With the unemployment rate at 5% and inflation at 5.9%, the Bank of Canada held the overnight rate at 4.5% following 8 consecutive rate hikes. In January, the Bank stated that it “expects to hold the policy rate at its current level while it assesses the impact of the cumulative interest rate increases”.

A mild recession or perhaps a “soft landing” of the economy (where the economy slows but unemployment remains steady) is expected in the second half of 2023, not long in duration or severity. Rapidly rising interest rates by the central banks in the G7 countries are designed to reduce inflation by a) curbing wage growth and mildly increasing unemployment rates, and b) pushing up borrowing costs. The net effect is to reduce household budgets and business spending thereby curbing the demand for goods and services which has been the central cause of inflation.

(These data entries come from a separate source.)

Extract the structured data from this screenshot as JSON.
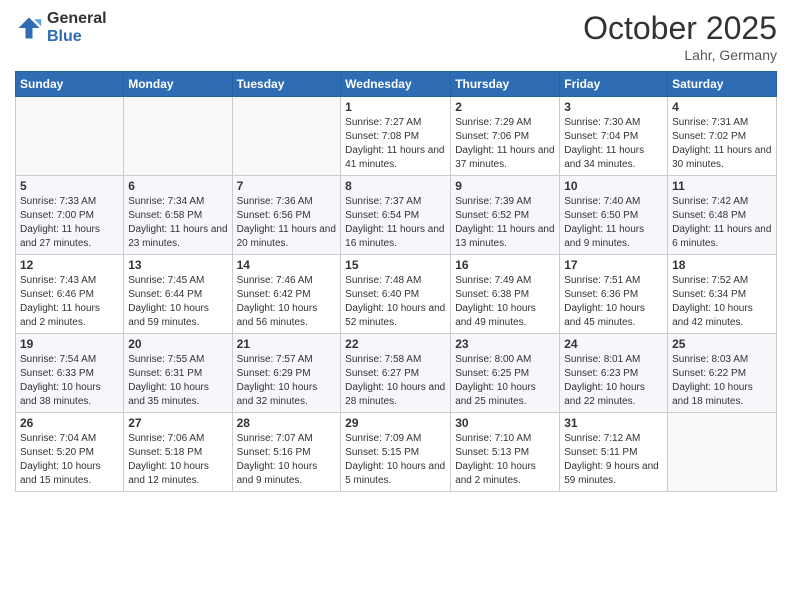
{
  "header": {
    "logo_general": "General",
    "logo_blue": "Blue",
    "month_year": "October 2025",
    "location": "Lahr, Germany"
  },
  "weekdays": [
    "Sunday",
    "Monday",
    "Tuesday",
    "Wednesday",
    "Thursday",
    "Friday",
    "Saturday"
  ],
  "weeks": [
    [
      {
        "day": "",
        "info": ""
      },
      {
        "day": "",
        "info": ""
      },
      {
        "day": "",
        "info": ""
      },
      {
        "day": "1",
        "info": "Sunrise: 7:27 AM\nSunset: 7:08 PM\nDaylight: 11 hours and 41 minutes."
      },
      {
        "day": "2",
        "info": "Sunrise: 7:29 AM\nSunset: 7:06 PM\nDaylight: 11 hours and 37 minutes."
      },
      {
        "day": "3",
        "info": "Sunrise: 7:30 AM\nSunset: 7:04 PM\nDaylight: 11 hours and 34 minutes."
      },
      {
        "day": "4",
        "info": "Sunrise: 7:31 AM\nSunset: 7:02 PM\nDaylight: 11 hours and 30 minutes."
      }
    ],
    [
      {
        "day": "5",
        "info": "Sunrise: 7:33 AM\nSunset: 7:00 PM\nDaylight: 11 hours and 27 minutes."
      },
      {
        "day": "6",
        "info": "Sunrise: 7:34 AM\nSunset: 6:58 PM\nDaylight: 11 hours and 23 minutes."
      },
      {
        "day": "7",
        "info": "Sunrise: 7:36 AM\nSunset: 6:56 PM\nDaylight: 11 hours and 20 minutes."
      },
      {
        "day": "8",
        "info": "Sunrise: 7:37 AM\nSunset: 6:54 PM\nDaylight: 11 hours and 16 minutes."
      },
      {
        "day": "9",
        "info": "Sunrise: 7:39 AM\nSunset: 6:52 PM\nDaylight: 11 hours and 13 minutes."
      },
      {
        "day": "10",
        "info": "Sunrise: 7:40 AM\nSunset: 6:50 PM\nDaylight: 11 hours and 9 minutes."
      },
      {
        "day": "11",
        "info": "Sunrise: 7:42 AM\nSunset: 6:48 PM\nDaylight: 11 hours and 6 minutes."
      }
    ],
    [
      {
        "day": "12",
        "info": "Sunrise: 7:43 AM\nSunset: 6:46 PM\nDaylight: 11 hours and 2 minutes."
      },
      {
        "day": "13",
        "info": "Sunrise: 7:45 AM\nSunset: 6:44 PM\nDaylight: 10 hours and 59 minutes."
      },
      {
        "day": "14",
        "info": "Sunrise: 7:46 AM\nSunset: 6:42 PM\nDaylight: 10 hours and 56 minutes."
      },
      {
        "day": "15",
        "info": "Sunrise: 7:48 AM\nSunset: 6:40 PM\nDaylight: 10 hours and 52 minutes."
      },
      {
        "day": "16",
        "info": "Sunrise: 7:49 AM\nSunset: 6:38 PM\nDaylight: 10 hours and 49 minutes."
      },
      {
        "day": "17",
        "info": "Sunrise: 7:51 AM\nSunset: 6:36 PM\nDaylight: 10 hours and 45 minutes."
      },
      {
        "day": "18",
        "info": "Sunrise: 7:52 AM\nSunset: 6:34 PM\nDaylight: 10 hours and 42 minutes."
      }
    ],
    [
      {
        "day": "19",
        "info": "Sunrise: 7:54 AM\nSunset: 6:33 PM\nDaylight: 10 hours and 38 minutes."
      },
      {
        "day": "20",
        "info": "Sunrise: 7:55 AM\nSunset: 6:31 PM\nDaylight: 10 hours and 35 minutes."
      },
      {
        "day": "21",
        "info": "Sunrise: 7:57 AM\nSunset: 6:29 PM\nDaylight: 10 hours and 32 minutes."
      },
      {
        "day": "22",
        "info": "Sunrise: 7:58 AM\nSunset: 6:27 PM\nDaylight: 10 hours and 28 minutes."
      },
      {
        "day": "23",
        "info": "Sunrise: 8:00 AM\nSunset: 6:25 PM\nDaylight: 10 hours and 25 minutes."
      },
      {
        "day": "24",
        "info": "Sunrise: 8:01 AM\nSunset: 6:23 PM\nDaylight: 10 hours and 22 minutes."
      },
      {
        "day": "25",
        "info": "Sunrise: 8:03 AM\nSunset: 6:22 PM\nDaylight: 10 hours and 18 minutes."
      }
    ],
    [
      {
        "day": "26",
        "info": "Sunrise: 7:04 AM\nSunset: 5:20 PM\nDaylight: 10 hours and 15 minutes."
      },
      {
        "day": "27",
        "info": "Sunrise: 7:06 AM\nSunset: 5:18 PM\nDaylight: 10 hours and 12 minutes."
      },
      {
        "day": "28",
        "info": "Sunrise: 7:07 AM\nSunset: 5:16 PM\nDaylight: 10 hours and 9 minutes."
      },
      {
        "day": "29",
        "info": "Sunrise: 7:09 AM\nSunset: 5:15 PM\nDaylight: 10 hours and 5 minutes."
      },
      {
        "day": "30",
        "info": "Sunrise: 7:10 AM\nSunset: 5:13 PM\nDaylight: 10 hours and 2 minutes."
      },
      {
        "day": "31",
        "info": "Sunrise: 7:12 AM\nSunset: 5:11 PM\nDaylight: 9 hours and 59 minutes."
      },
      {
        "day": "",
        "info": ""
      }
    ]
  ]
}
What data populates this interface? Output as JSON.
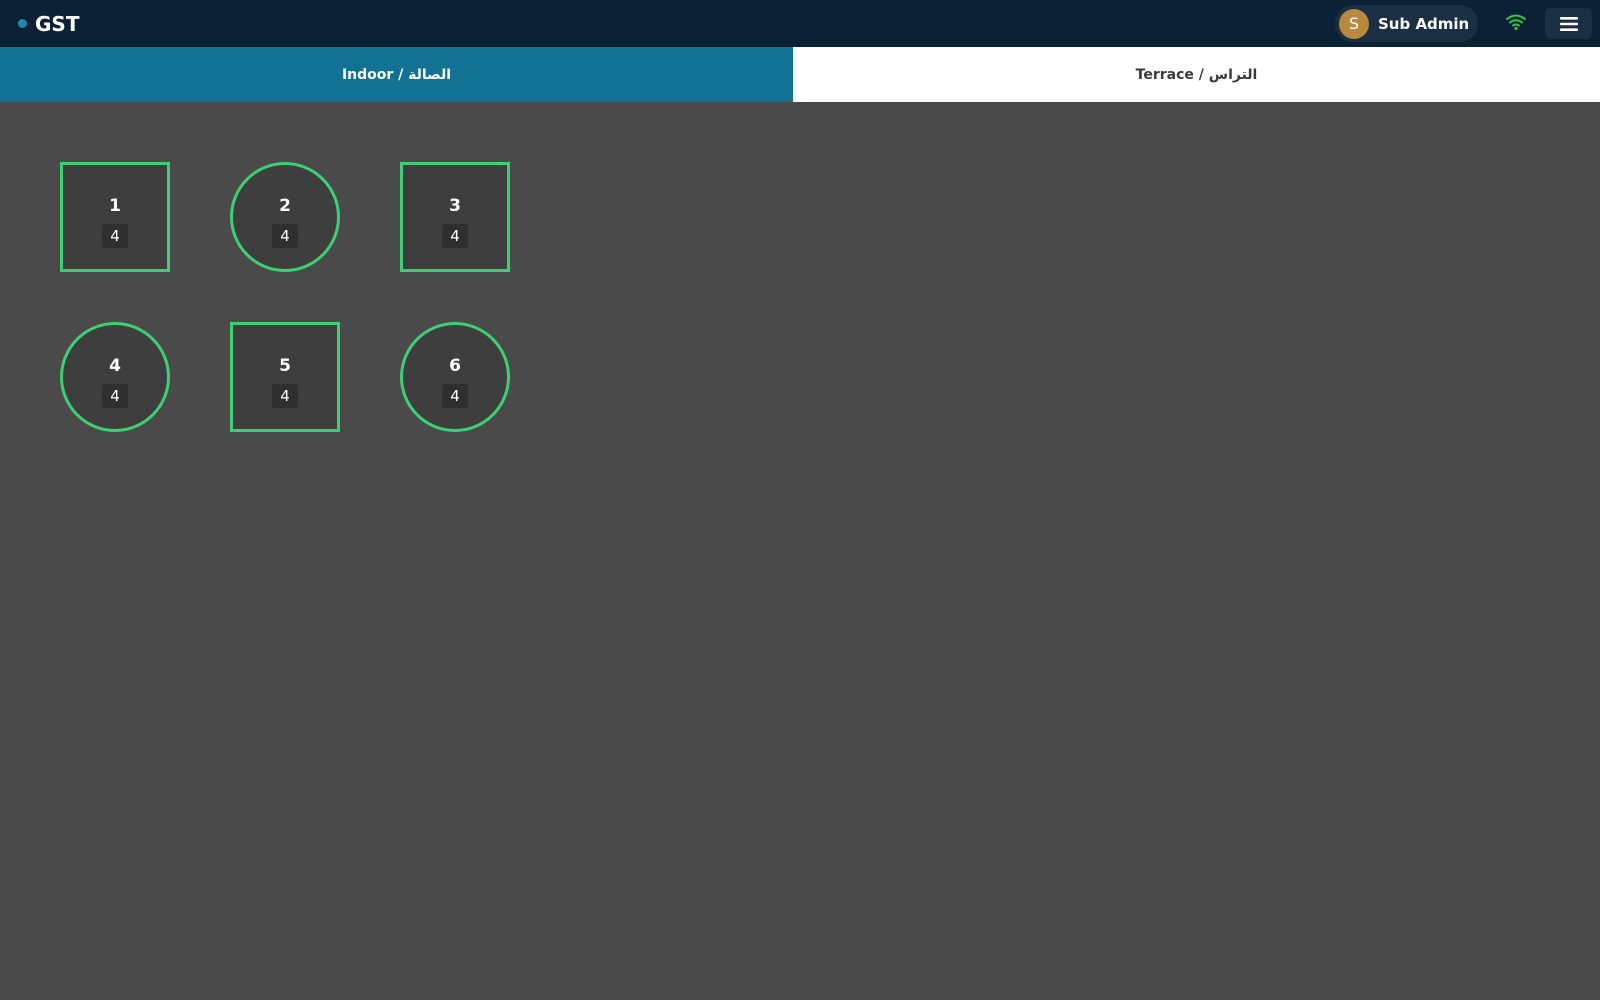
{
  "header": {
    "brand": "GST",
    "user": {
      "initial": "S",
      "name": "Sub Admin"
    },
    "icons": {
      "connection": "wifi-icon",
      "menu": "hamburger-menu-icon"
    },
    "colors": {
      "connection_ok": "#2ecc40",
      "accent": "#127293"
    }
  },
  "tabs": [
    {
      "label": "Indoor / الصالة",
      "active": true
    },
    {
      "label": "Terrace / التراس",
      "active": false
    }
  ],
  "tables": [
    {
      "number": "1",
      "seats": "4",
      "shape": "square"
    },
    {
      "number": "2",
      "seats": "4",
      "shape": "round"
    },
    {
      "number": "3",
      "seats": "4",
      "shape": "square"
    },
    {
      "number": "4",
      "seats": "4",
      "shape": "round"
    },
    {
      "number": "5",
      "seats": "4",
      "shape": "square"
    },
    {
      "number": "6",
      "seats": "4",
      "shape": "round"
    }
  ],
  "status_colors": {
    "available": "#3ecf74"
  }
}
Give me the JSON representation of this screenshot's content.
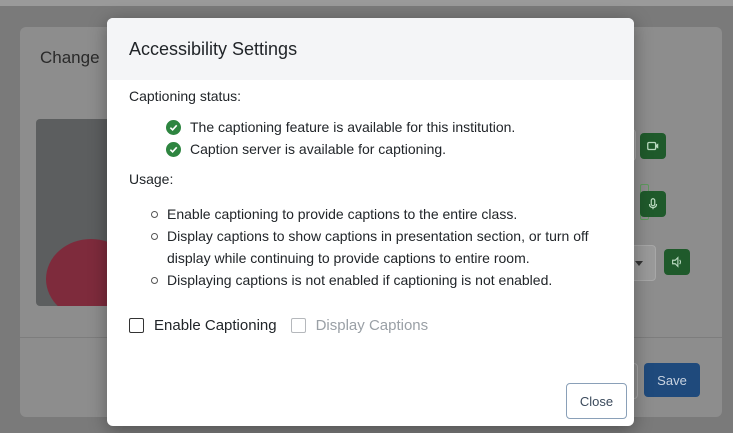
{
  "background": {
    "modal_title": "Change",
    "save_label": "Save"
  },
  "dialog": {
    "title": "Accessibility Settings",
    "captioning_status_label": "Captioning status:",
    "status_items": [
      "The captioning feature is available for this institution.",
      "Caption server is available for captioning."
    ],
    "usage_label": "Usage:",
    "usage_items": [
      "Enable captioning to provide captions to the entire class.",
      "Display captions to show captions in presentation section, or turn off display while continuing to provide captions to entire room.",
      "Displaying captions is not enabled if captioning is not enabled."
    ],
    "enable_captioning_label": "Enable Captioning",
    "display_captions_label": "Display Captions",
    "close_label": "Close"
  },
  "colors": {
    "check_green": "#2e8540",
    "overlay": "#7a7a7a",
    "save_blue": "#1f4a7c"
  }
}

There is no indication the U.S. Federal Reserve or the Bank of Canada and the other central banks will not continue to raise interest rates until there are clear indications that the rate of inflation is moving toward the 2% target.

According to Deloitte’s 2023 Economic Outlook report: “Despite an expected pause in interest rate increases, mortgage rates will remain elevated until the end of 2023, preventing many prospective homebuyers from entering the market and leading to further declines in home ownership transfer costs,” the report said.

Looking ahead: The Bank of Canada would be poised to reduce overnight rates to spur the general economy likely in 2024. This will have a dramatic effect on real estate market activity with falling interest rates, pent-up buyer demand, massive immigration causing increased demand for housing, and a severe undersupply of housing stock.

The next interest rate announcement is April 12.